Proposta dei commercialisti per la Cassazione 

da Il Sole 24 ore del 19.10.99

di Enrico De Mita
Grande confusione di lingue nel campo delle professioni. I consulenti del lavoro rivendicano di poter assistere i contribuenti su tutti i tributi. I dottori commercialisti non sono da meno: vogliono poter patrocinare in Cassazione, come se fossero degli avvocati, ritenendo di avere le carte in regola perché, se riconoscono di essere poco ferrati in diritto processuale, ritengono gli avvocati meno preparati di loro in tema di bilanci e di questioni di merito. Ora dalle reciproche deficienze non discende affatto una legittimazione come quella avanzata.

Forse la creazione della sezione speciale della Cassazione in materia tributaria può aver creato qualche equivoco: quella istituzione è un fatto puramente organizzativo, ma la Cassazione rimane il giudice della legittimità, della «violazione di legge», secondo la previsione della Costituzione. Se il giudice non rispetta la legge, in tutti i suoi aspetti, sostanziale e formale, si va in Cassazione. E qui si discute solo di leggi, i presunti aspetti tecnici di bilancio sono letti sempre nelle norme del Codice civile e nelle "variazioni" di cui parla l’articolo 52 del Testo unico. Non ci sono in questo giudizio aspetti tecnici che richiedano la presenza di un professionista diverso dall’avvocato. Inoltre, va detto che non tutti gli avvocati sono patrocinanti in Cassazione, ma solo quelli che hanno maturato ben 12 anni di esperienza dall’iscrizione all’Albo, o sono professori universitari titolari di materie giuridiche o hanno superato un esame che ben pochi affrontano e superano.
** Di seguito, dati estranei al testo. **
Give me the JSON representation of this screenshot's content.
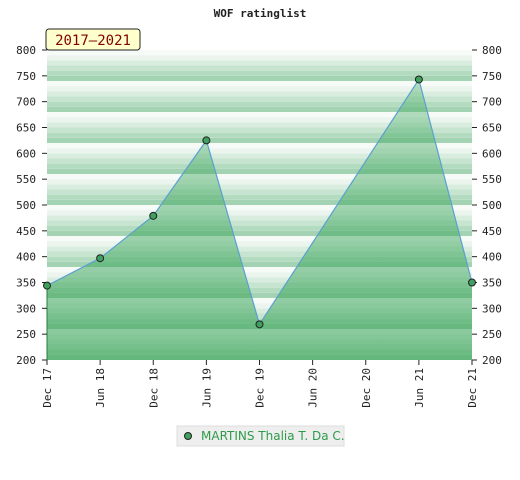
{
  "chart_data": {
    "type": "area",
    "title": "WOF ratinglist",
    "badge": "2017–2021",
    "xlabel": "",
    "ylabel": "",
    "x_ticks": [
      "Dec 17",
      "Jun 18",
      "Dec 18",
      "Jun 19",
      "Dec 19",
      "Jun 20",
      "Dec 20",
      "Jun 21",
      "Dec 21"
    ],
    "ylim": [
      200,
      800
    ],
    "y_ticks": [
      200,
      250,
      300,
      350,
      400,
      450,
      500,
      550,
      600,
      650,
      700,
      750,
      800
    ],
    "series": [
      {
        "name": "MARTINS Thalia T. Da C.",
        "points": [
          {
            "x": "Dec 17",
            "y": 344
          },
          {
            "x": "Jun 18",
            "y": 397
          },
          {
            "x": "Dec 18",
            "y": 479
          },
          {
            "x": "Jun 19",
            "y": 625
          },
          {
            "x": "Dec 19",
            "y": 269
          },
          {
            "x": "Jun 21",
            "y": 743
          },
          {
            "x": "Dec 21",
            "y": 350
          }
        ]
      }
    ],
    "legend_position": "bottom-center",
    "colors": {
      "line": "#5aa0d0",
      "area": "#3aa55a",
      "marker": "#3f9f5f",
      "band_dark": "#b6ddc2",
      "band_light": "#f4faf5",
      "badge_bg": "#ffffcc"
    }
  }
}
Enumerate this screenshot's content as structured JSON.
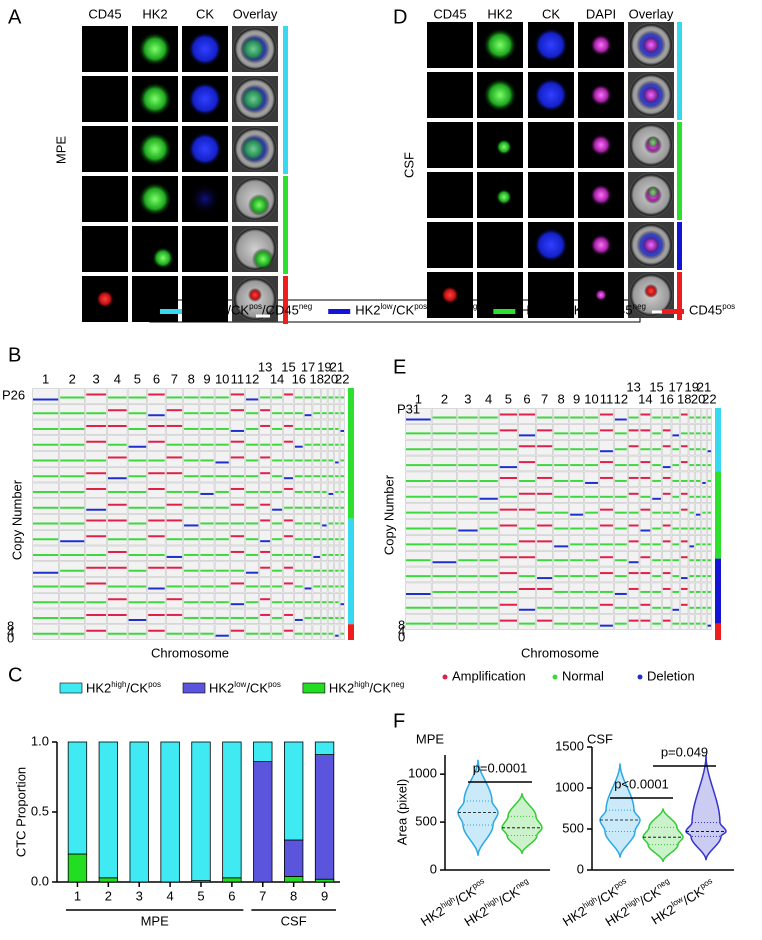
{
  "letters": [
    "A",
    "B",
    "C",
    "D",
    "E",
    "F"
  ],
  "panel_a": {
    "columns": [
      "CD45",
      "HK2",
      "CK",
      "Overlay"
    ],
    "sample": "MPE"
  },
  "panel_d": {
    "columns": [
      "CD45",
      "HK2",
      "CK",
      "DAPI",
      "Overlay"
    ],
    "sample": "CSF"
  },
  "cell_legend": [
    {
      "label": "HK2high/CKpos/CD45neg",
      "color": "#38d9f0"
    },
    {
      "label": "HK2low/CKpos/CD45neg",
      "color": "#1414d6"
    },
    {
      "label": "HK2high/CKneg/CD45neg",
      "color": "#2ee02e"
    },
    {
      "label": "CD45pos",
      "color": "#ee1c1c"
    }
  ],
  "panel_b": {
    "patient": "P26",
    "ylabel": "Copy Number",
    "xlabel": "Chromosome",
    "chromosomes": [
      "1",
      "2",
      "3",
      "4",
      "5",
      "6",
      "7",
      "8",
      "9",
      "10",
      "11",
      "12",
      "13",
      "14",
      "15",
      "16",
      "17",
      "18",
      "19",
      "20",
      "21",
      "22"
    ],
    "cn_ticks": [
      "8",
      "4",
      "0"
    ]
  },
  "panel_e": {
    "patient": "P31",
    "ylabel": "Copy Number",
    "xlabel": "Chromosome",
    "chromosomes": [
      "1",
      "2",
      "3",
      "4",
      "5",
      "6",
      "7",
      "8",
      "9",
      "10",
      "11",
      "12",
      "13",
      "14",
      "15",
      "16",
      "17",
      "18",
      "19",
      "20",
      "21",
      "22"
    ],
    "cn_ticks": [
      "8",
      "4",
      "0"
    ],
    "legend": [
      {
        "label": "Amplification",
        "color": "#e0204a"
      },
      {
        "label": "Normal",
        "color": "#3ed83e"
      },
      {
        "label": "Deletion",
        "color": "#1e2fd0"
      }
    ]
  },
  "chart_data": [
    {
      "type": "stacked_bar",
      "ylabel": "CTC Proportion",
      "categories": [
        "1",
        "2",
        "3",
        "4",
        "5",
        "6",
        "7",
        "8",
        "9"
      ],
      "groups": [
        "MPE",
        "CSF"
      ],
      "ylim": [
        0,
        1
      ],
      "yticks": [
        {
          "value": 0,
          "label": "0.0"
        },
        {
          "value": 0.5,
          "label": "0.5"
        },
        {
          "value": 1,
          "label": "1.0"
        }
      ],
      "series": [
        {
          "name": "HK2high/CKpos",
          "color": "#40eaf2",
          "values": [
            0.8,
            0.97,
            1,
            1,
            0.99,
            0.97,
            0.14,
            0.7,
            0.09
          ]
        },
        {
          "name": "HK2low/CKpos",
          "color": "#5a55dc",
          "values": [
            0,
            0,
            0,
            0,
            0,
            0,
            0.86,
            0.26,
            0.89
          ]
        },
        {
          "name": "HK2high/CKneg",
          "color": "#22dd22",
          "values": [
            0.2,
            0.03,
            0,
            0,
            0.01,
            0.03,
            0,
            0.04,
            0.02
          ]
        }
      ]
    },
    {
      "type": "violin",
      "title": "MPE",
      "ylabel": "Area (pixel)",
      "categories": [
        "HK2high/CKpos",
        "HK2high/CKneg"
      ],
      "colors": [
        "#2aa8e8",
        "#33cc33"
      ],
      "ylim": [
        0,
        1200
      ],
      "yticks": [
        0,
        500,
        1000
      ],
      "min": [
        150,
        170
      ],
      "q1": [
        470,
        360
      ],
      "median": [
        600,
        440
      ],
      "q3": [
        720,
        560
      ],
      "max": [
        1150,
        800
      ],
      "annotations": [
        "p=0.0001"
      ]
    },
    {
      "type": "violin",
      "title": "CSF",
      "categories": [
        "HK2high/CKpos",
        "HK2high/CKneg",
        "HK2low/CKpos"
      ],
      "colors": [
        "#2aa8e8",
        "#33cc33",
        "#3434cc"
      ],
      "ylim": [
        0,
        1500
      ],
      "yticks": [
        0,
        500,
        1000,
        1500
      ],
      "min": [
        150,
        100,
        120
      ],
      "q1": [
        470,
        310,
        410
      ],
      "median": [
        610,
        400,
        470
      ],
      "q3": [
        730,
        520,
        580
      ],
      "max": [
        1300,
        750,
        1400
      ],
      "annotations": [
        "p<0.0001",
        "p=0.049"
      ]
    }
  ]
}
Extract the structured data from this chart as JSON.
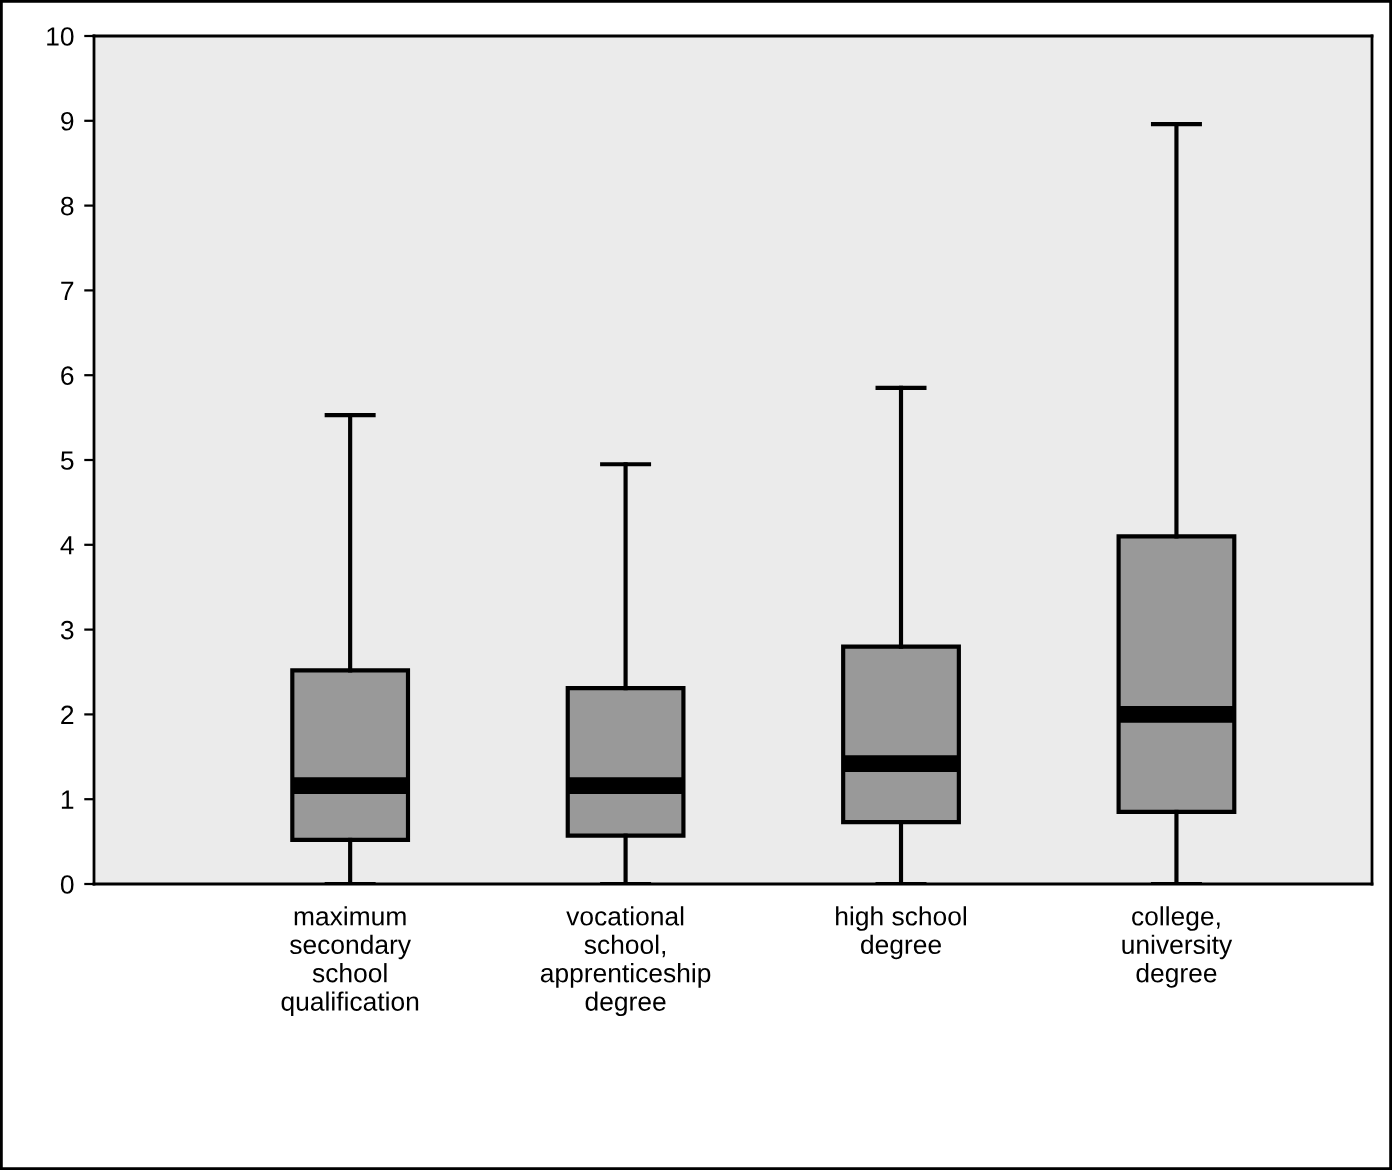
{
  "chart_data": {
    "type": "box",
    "categories": [
      "maximum\nsecondary\nschool\nqualification",
      "vocational\nschool,\napprenticeship\ndegree",
      "high school\ndegree",
      "college,\nuniversity\ndegree"
    ],
    "boxes": [
      {
        "low": 0,
        "q1": 0.52,
        "median": 1.16,
        "q3": 2.52,
        "high": 5.53
      },
      {
        "low": 0,
        "q1": 0.57,
        "median": 1.16,
        "q3": 2.31,
        "high": 4.95
      },
      {
        "low": 0,
        "q1": 0.73,
        "median": 1.42,
        "q3": 2.8,
        "high": 5.85
      },
      {
        "low": 0,
        "q1": 0.85,
        "median": 2.0,
        "q3": 4.1,
        "high": 8.96
      }
    ],
    "color": "#999999",
    "ylim": [
      0,
      10
    ],
    "yticks": [
      0,
      1,
      2,
      3,
      4,
      5,
      6,
      7,
      8,
      9,
      10
    ],
    "grid": false
  }
}
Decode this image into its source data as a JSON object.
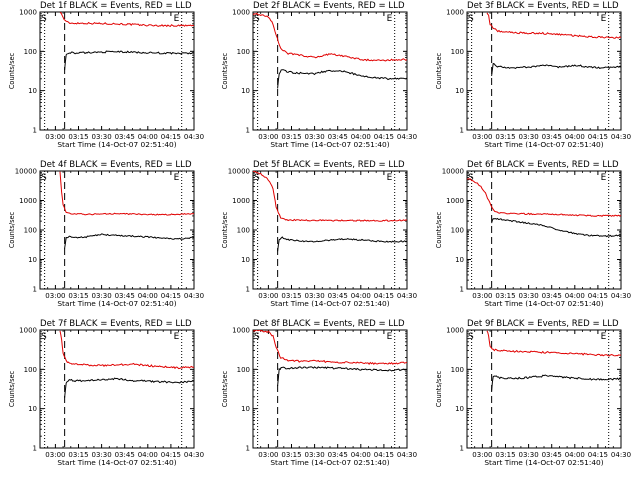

Ognuno deve fare il suo mestiere. Un cassazionista è un avvocato che ha una cultura giuridica robusta e non solo settoriale. Le leggi tributarie non danno luogo a un diritto che sia una parrocchietta chiusa ma sono strettamente legate a quelle di altri campi del diritto, sia sostanziale che formale: civile, commerciale, processuale, amministrativo, internazionale, penale. Se, per quanto concerne il diritto sostanziale, i commercialisti hanno una preparazione incompleta, per quanto riguarda il diritto formale (procedure e processi) la loro impreparazione teorica è totale. Questo non esclude che esistano singoli commercialisti che di fatto hanno una preparazione di ottimo livello. Ma il problema è di regole.

Come fa un Ordine professionale a rivendicare le competenze di un altro? Eppure i commercialisti sono stati gelosi custodi di "loro prerogative", come quella del visto e della dichiarazione telematica. La spiegazione c’è ed è di tutta politica.

Viviamo in una fase di crisi politica caratterizzata da un esasperato sindacalismo proprio e improprio. La richiesta in esame appartiene al sindacalismo improprio. Il Governo tratta con tutte le categorie in materia fiscale e quindi anche i commercialisti hanno pensato di avanzare in sede di commissione Finanze la loro bella rivendicazione. Ma la commissione Finanze non c’entra. Il patrocinio davanti alla Cassazione appartiene a un altro capitolo. È materia del ministero di Giustizia e della commissione Giustizia (ordinamento della professione di avvocato).

Se bastasse la loro preparazione in tema di bilanci per legittimarli a patrocinare in Cassazione, allora i commercialisti dovrebbero chiedere prima di tutto di fare gli avvocati anche davanti al giudice ordinario, civile e penale, quando la lite dovesse toccare in qualche modo il bilancio.

La collaborazione tra professionisti non si ottiene, come qualcuno propone in subordine, inventando una specie di difesa accoppiata davanti alla Cassazione dove l’avvocato faccia il giurista e il commercialista faccia il tecnico di bilancio. Il ricorso è uno solo e i suoi motivi, che individuano l’oggetto della decisione, riguardano sempre e soltanto l’interpretazione corretta della legge e per quattro quinti, sono di natura processuale (giurisdizione, competenza, nullità, motivazione).

La collaborazione va preparata, se si vuole, immaginando un nuovo tipo di professionista che può nascere dalla collaborazione delle facoltà di legge e di economia: obbligando i ragazzi a studiare il diritto processuale e i bilanci, con uno sbocco in un ordine professionale apposito. È una strada lunga, ma è l’unica seria.

La confusione delle lingue in Italia è già notevole in politica perché professionisti, da tutti apprezzati come tutori della razionalità e delle regole, si mettano a imitare i politici nei loro difetti.